In the past I've written about cars that run on air (compressed air hybrid technology) and have been unconvinced that it's much more than, well, hot air. However, last week at the Geneva Auto Show, I saw another variation on the theme that appears to be more sensible and could possibly reach the mass market by 2016.

It's called the Hybrid Air and it's a prototype from the French auto maker PSA Peugeot Citroen. PSA is the second-largest car maker in Europe (after Volkswagen) and PSA claims that Hybrid Air is better, cheaper and simpler than hybrid electric systems from manufacturers like the hybrid leader Toyota Prius.

The Hybrid Air is a gasoline-hydraulic hybrid and not a gasoline-electric hybrid. Let me explain. The Hybrid Air uses a 1.2-litre, three-cylinder gasoline engine and a hydraulic motor under the hood to drive the front wheels. Like a Prius, the Hybrid Air system recovers energy each time the vehicle brakes or decelerates; but instead of capturing the energy with a generator that charges a battery, the Hybrid Air system uses a reversible hydraulic pump to compress nitrogen gas in two carbon-fibre tanks under the floor.

When you hit the accelerator, the compressed gas pushes hydraulic fluid through the gearbox to turn the wheels. The amount of energy that is stored is small, but it gives you a boost, and can even briefly replace the gasoline engine, at the times when you consume the most energy – which is starting and acceleration.

PSA claims that in city driving, depending on traffic, you can save 45 per cent of fuel while running with the gasoline engine off 60 to 80 per cent of the time. I have no way of knowing if this is true or not, but the main advantage of Hybrid Air over Hybrid Electric appears to be cost.

PSA says it can undercut existing hybrids significantly on price because the Hybrid Air does not require an expensive battery and electric motor. It is hoped that Hybrid Air could be viable even in emerging markets like China and India where gasoline-electric hybrids are expensive and complex to repair.

PSA Peugeot Citroen needs this to be a winner. The automobile market in Europe is a disaster and, last month, PSA reported a loss of $6.6-billion for 2012. General Motors bought a 7 per cent stake in the French company last year, but has not yet signed on to the Hybrid Air technology. PSA admits it must partner it with someone to cover development costs.

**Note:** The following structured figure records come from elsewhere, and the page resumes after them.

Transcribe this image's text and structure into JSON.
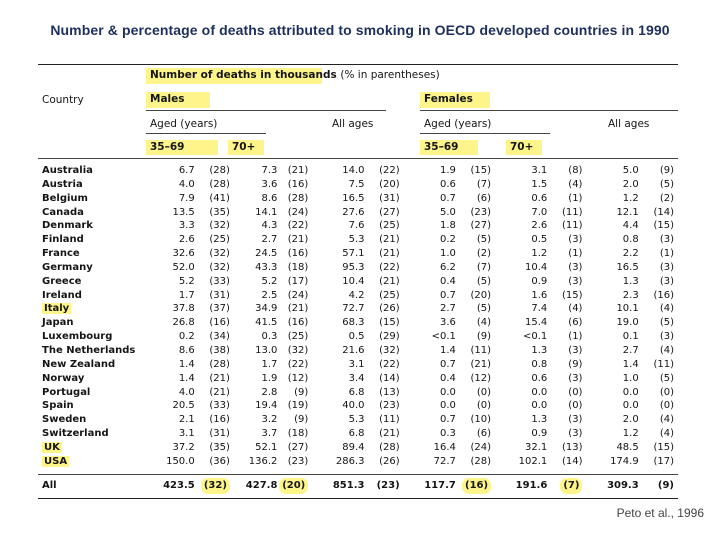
{
  "title": "Number & percentage of deaths attributed to smoking in OECD developed countries in 1990",
  "header": {
    "number_label": "Number of deaths in thousands",
    "pct_note": "(% in parentheses)",
    "country": "Country",
    "males": "Males",
    "females": "Females",
    "aged_years": "Aged (years)",
    "all_ages": "All ages",
    "age_35_69": "35–69",
    "age_70": "70+"
  },
  "columns": [
    "35-69 males",
    "70+ males",
    "All ages males",
    "35-69 females",
    "70+ females",
    "All ages females"
  ],
  "rows": [
    {
      "country": "Australia",
      "v": [
        "6.7",
        "(28)",
        "7.3",
        "(21)",
        "14.0",
        "(22)",
        "1.9",
        "(15)",
        "3.1",
        "(8)",
        "5.0",
        "(9)"
      ]
    },
    {
      "country": "Austria",
      "v": [
        "4.0",
        "(28)",
        "3.6",
        "(16)",
        "7.5",
        "(20)",
        "0.6",
        "(7)",
        "1.5",
        "(4)",
        "2.0",
        "(5)"
      ]
    },
    {
      "country": "Belgium",
      "v": [
        "7.9",
        "(41)",
        "8.6",
        "(28)",
        "16.5",
        "(31)",
        "0.7",
        "(6)",
        "0.6",
        "(1)",
        "1.2",
        "(2)"
      ]
    },
    {
      "country": "Canada",
      "v": [
        "13.5",
        "(35)",
        "14.1",
        "(24)",
        "27.6",
        "(27)",
        "5.0",
        "(23)",
        "7.0",
        "(11)",
        "12.1",
        "(14)"
      ]
    },
    {
      "country": "Denmark",
      "v": [
        "3.3",
        "(32)",
        "4.3",
        "(22)",
        "7.6",
        "(25)",
        "1.8",
        "(27)",
        "2.6",
        "(11)",
        "4.4",
        "(15)"
      ]
    },
    {
      "country": "Finland",
      "v": [
        "2.6",
        "(25)",
        "2.7",
        "(21)",
        "5.3",
        "(21)",
        "0.2",
        "(5)",
        "0.5",
        "(3)",
        "0.8",
        "(3)"
      ]
    },
    {
      "country": "France",
      "v": [
        "32.6",
        "(32)",
        "24.5",
        "(16)",
        "57.1",
        "(21)",
        "1.0",
        "(2)",
        "1.2",
        "(1)",
        "2.2",
        "(1)"
      ]
    },
    {
      "country": "Germany",
      "v": [
        "52.0",
        "(32)",
        "43.3",
        "(18)",
        "95.3",
        "(22)",
        "6.2",
        "(7)",
        "10.4",
        "(3)",
        "16.5",
        "(3)"
      ]
    },
    {
      "country": "Greece",
      "v": [
        "5.2",
        "(33)",
        "5.2",
        "(17)",
        "10.4",
        "(21)",
        "0.4",
        "(5)",
        "0.9",
        "(3)",
        "1.3",
        "(3)"
      ]
    },
    {
      "country": "Ireland",
      "v": [
        "1.7",
        "(31)",
        "2.5",
        "(24)",
        "4.2",
        "(25)",
        "0.7",
        "(20)",
        "1.6",
        "(15)",
        "2.3",
        "(16)"
      ]
    },
    {
      "country": "Italy",
      "v": [
        "37.8",
        "(37)",
        "34.9",
        "(21)",
        "72.7",
        "(26)",
        "2.7",
        "(5)",
        "7.4",
        "(4)",
        "10.1",
        "(4)"
      ]
    },
    {
      "country": "Japan",
      "v": [
        "26.8",
        "(16)",
        "41.5",
        "(16)",
        "68.3",
        "(15)",
        "3.6",
        "(4)",
        "15.4",
        "(6)",
        "19.0",
        "(5)"
      ]
    },
    {
      "country": "Luxembourg",
      "v": [
        "0.2",
        "(34)",
        "0.3",
        "(25)",
        "0.5",
        "(29)",
        "<0.1",
        "(9)",
        "<0.1",
        "(1)",
        "0.1",
        "(3)"
      ]
    },
    {
      "country": "The Netherlands",
      "v": [
        "8.6",
        "(38)",
        "13.0",
        "(32)",
        "21.6",
        "(32)",
        "1.4",
        "(11)",
        "1.3",
        "(3)",
        "2.7",
        "(4)"
      ]
    },
    {
      "country": "New Zealand",
      "v": [
        "1.4",
        "(28)",
        "1.7",
        "(22)",
        "3.1",
        "(22)",
        "0.7",
        "(21)",
        "0.8",
        "(9)",
        "1.4",
        "(11)"
      ]
    },
    {
      "country": "Norway",
      "v": [
        "1.4",
        "(21)",
        "1.9",
        "(12)",
        "3.4",
        "(14)",
        "0.4",
        "(12)",
        "0.6",
        "(3)",
        "1.0",
        "(5)"
      ]
    },
    {
      "country": "Portugal",
      "v": [
        "4.0",
        "(21)",
        "2.8",
        "(9)",
        "6.8",
        "(13)",
        "0.0",
        "(0)",
        "0.0",
        "(0)",
        "0.0",
        "(0)"
      ]
    },
    {
      "country": "Spain",
      "v": [
        "20.5",
        "(33)",
        "19.4",
        "(19)",
        "40.0",
        "(23)",
        "0.0",
        "(0)",
        "0.0",
        "(0)",
        "0.0",
        "(0)"
      ]
    },
    {
      "country": "Sweden",
      "v": [
        "2.1",
        "(16)",
        "3.2",
        "(9)",
        "5.3",
        "(11)",
        "0.7",
        "(10)",
        "1.3",
        "(3)",
        "2.0",
        "(4)"
      ]
    },
    {
      "country": "Switzerland",
      "v": [
        "3.1",
        "(31)",
        "3.7",
        "(18)",
        "6.8",
        "(21)",
        "0.3",
        "(6)",
        "0.9",
        "(3)",
        "1.2",
        "(4)"
      ]
    },
    {
      "country": "UK",
      "v": [
        "37.2",
        "(35)",
        "52.1",
        "(27)",
        "89.4",
        "(28)",
        "16.4",
        "(24)",
        "32.1",
        "(13)",
        "48.5",
        "(15)"
      ]
    },
    {
      "country": "USA",
      "v": [
        "150.0",
        "(36)",
        "136.2",
        "(23)",
        "286.3",
        "(26)",
        "72.7",
        "(28)",
        "102.1",
        "(14)",
        "174.9",
        "(17)"
      ]
    }
  ],
  "highlighted_countries": [
    "Italy",
    "UK",
    "USA"
  ],
  "all_row": {
    "country": "All",
    "v": [
      "423.5",
      "(32)",
      "427.8",
      "(20)",
      "851.3",
      "(23)",
      "117.7",
      "(16)",
      "191.6",
      "(7)",
      "309.3",
      "(9)"
    ]
  },
  "citation": "Peto et al., 1996"
}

As well as the technical challenge of developing a brand-new innovation, there is the perhaps larger problem of achieving market acceptance.

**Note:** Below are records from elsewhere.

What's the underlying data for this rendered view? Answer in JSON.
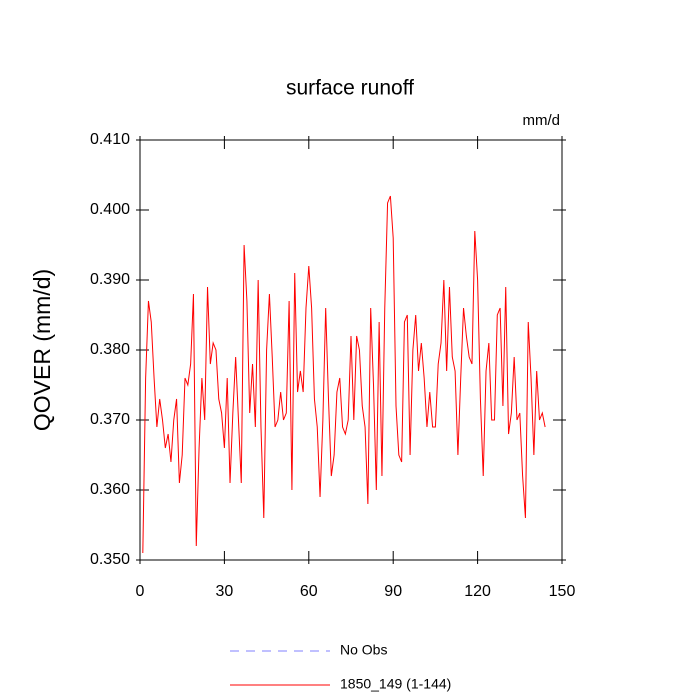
{
  "chart_data": {
    "type": "line",
    "title": "surface runoff",
    "units_label": "mm/d",
    "ylabel": "QOVER  (mm/d)",
    "x": [
      1,
      2,
      3,
      4,
      5,
      6,
      7,
      8,
      9,
      10,
      11,
      12,
      13,
      14,
      15,
      16,
      17,
      18,
      19,
      20,
      21,
      22,
      23,
      24,
      25,
      26,
      27,
      28,
      29,
      30,
      31,
      32,
      33,
      34,
      35,
      36,
      37,
      38,
      39,
      40,
      41,
      42,
      43,
      44,
      45,
      46,
      47,
      48,
      49,
      50,
      51,
      52,
      53,
      54,
      55,
      56,
      57,
      58,
      59,
      60,
      61,
      62,
      63,
      64,
      65,
      66,
      67,
      68,
      69,
      70,
      71,
      72,
      73,
      74,
      75,
      76,
      77,
      78,
      79,
      80,
      81,
      82,
      83,
      84,
      85,
      86,
      87,
      88,
      89,
      90,
      91,
      92,
      93,
      94,
      95,
      96,
      97,
      98,
      99,
      100,
      101,
      102,
      103,
      104,
      105,
      106,
      107,
      108,
      109,
      110,
      111,
      112,
      113,
      114,
      115,
      116,
      117,
      118,
      119,
      120,
      121,
      122,
      123,
      124,
      125,
      126,
      127,
      128,
      129,
      130,
      131,
      132,
      133,
      134,
      135,
      136,
      137,
      138,
      139,
      140,
      141,
      142,
      143,
      144
    ],
    "series": [
      {
        "name": "1850_149 (1-144)",
        "color": "#ff0000",
        "values": [
          0.351,
          0.376,
          0.387,
          0.384,
          0.376,
          0.369,
          0.373,
          0.37,
          0.366,
          0.368,
          0.364,
          0.37,
          0.373,
          0.361,
          0.365,
          0.376,
          0.375,
          0.378,
          0.388,
          0.352,
          0.366,
          0.376,
          0.37,
          0.389,
          0.378,
          0.381,
          0.38,
          0.373,
          0.371,
          0.366,
          0.376,
          0.361,
          0.371,
          0.379,
          0.37,
          0.361,
          0.395,
          0.387,
          0.371,
          0.378,
          0.369,
          0.39,
          0.369,
          0.356,
          0.38,
          0.388,
          0.379,
          0.369,
          0.37,
          0.374,
          0.37,
          0.371,
          0.387,
          0.36,
          0.391,
          0.374,
          0.377,
          0.374,
          0.386,
          0.392,
          0.386,
          0.373,
          0.369,
          0.359,
          0.37,
          0.386,
          0.373,
          0.362,
          0.365,
          0.374,
          0.376,
          0.369,
          0.368,
          0.37,
          0.382,
          0.37,
          0.382,
          0.38,
          0.372,
          0.369,
          0.358,
          0.386,
          0.375,
          0.36,
          0.384,
          0.362,
          0.386,
          0.401,
          0.402,
          0.396,
          0.372,
          0.365,
          0.364,
          0.384,
          0.385,
          0.365,
          0.38,
          0.385,
          0.377,
          0.381,
          0.376,
          0.369,
          0.374,
          0.369,
          0.369,
          0.378,
          0.381,
          0.39,
          0.377,
          0.389,
          0.379,
          0.377,
          0.365,
          0.376,
          0.386,
          0.382,
          0.379,
          0.378,
          0.397,
          0.39,
          0.373,
          0.362,
          0.377,
          0.381,
          0.37,
          0.37,
          0.385,
          0.386,
          0.372,
          0.389,
          0.368,
          0.371,
          0.379,
          0.37,
          0.371,
          0.362,
          0.356,
          0.384,
          0.376,
          0.365,
          0.377,
          0.37,
          0.371,
          0.369
        ]
      }
    ],
    "no_obs_entry": {
      "name": "No Obs",
      "color": "#8080ff",
      "dash": "9 7"
    },
    "xlim": [
      0,
      150
    ],
    "xticks": [
      0,
      30,
      60,
      90,
      120,
      150
    ],
    "ylim": [
      0.35,
      0.41
    ],
    "yticks": [
      {
        "value": 0.35,
        "label": "0.350"
      },
      {
        "value": 0.36,
        "label": "0.360"
      },
      {
        "value": 0.37,
        "label": "0.370"
      },
      {
        "value": 0.38,
        "label": "0.380"
      },
      {
        "value": 0.39,
        "label": "0.390"
      },
      {
        "value": 0.4,
        "label": "0.400"
      },
      {
        "value": 0.41,
        "label": "0.410"
      }
    ]
  }
}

Hybrid electrics, plug-in hybrids and battery-powered electric vehicles, all of which have a big head start in the market, have all been slow starters with customers. Are we ready to start driving around with high-pressure tanks under the floor? What if the hydraulics spring a leak?

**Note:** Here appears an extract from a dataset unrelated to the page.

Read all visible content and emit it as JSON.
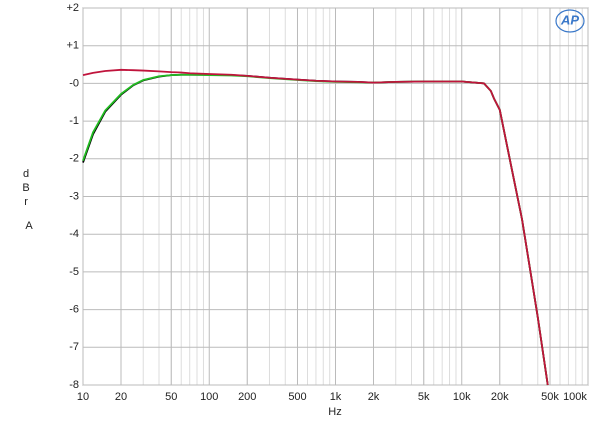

Nevertheless, I found the Hybrid Air to be the most interesting new technology on display in Geneva.

The various forms of electric hybrid certainly save fuel, but nobody has come up with the answer on electricity storage. If they have, they haven't told you and me because that would make their current inventory of lithium ion and nickel metal hydride battery vehicles unsellable. Heavy, expensive, slow-to-charge, fast-to-discharge batteries are holding back hybrid acceptance.

Maybe a cheaper, simpler Hybrid Air can get us around the whole battery problem. It hasn't happened yet, but what I saw at Geneva with PSA Peugeot Citroen suggests an interesting possibility.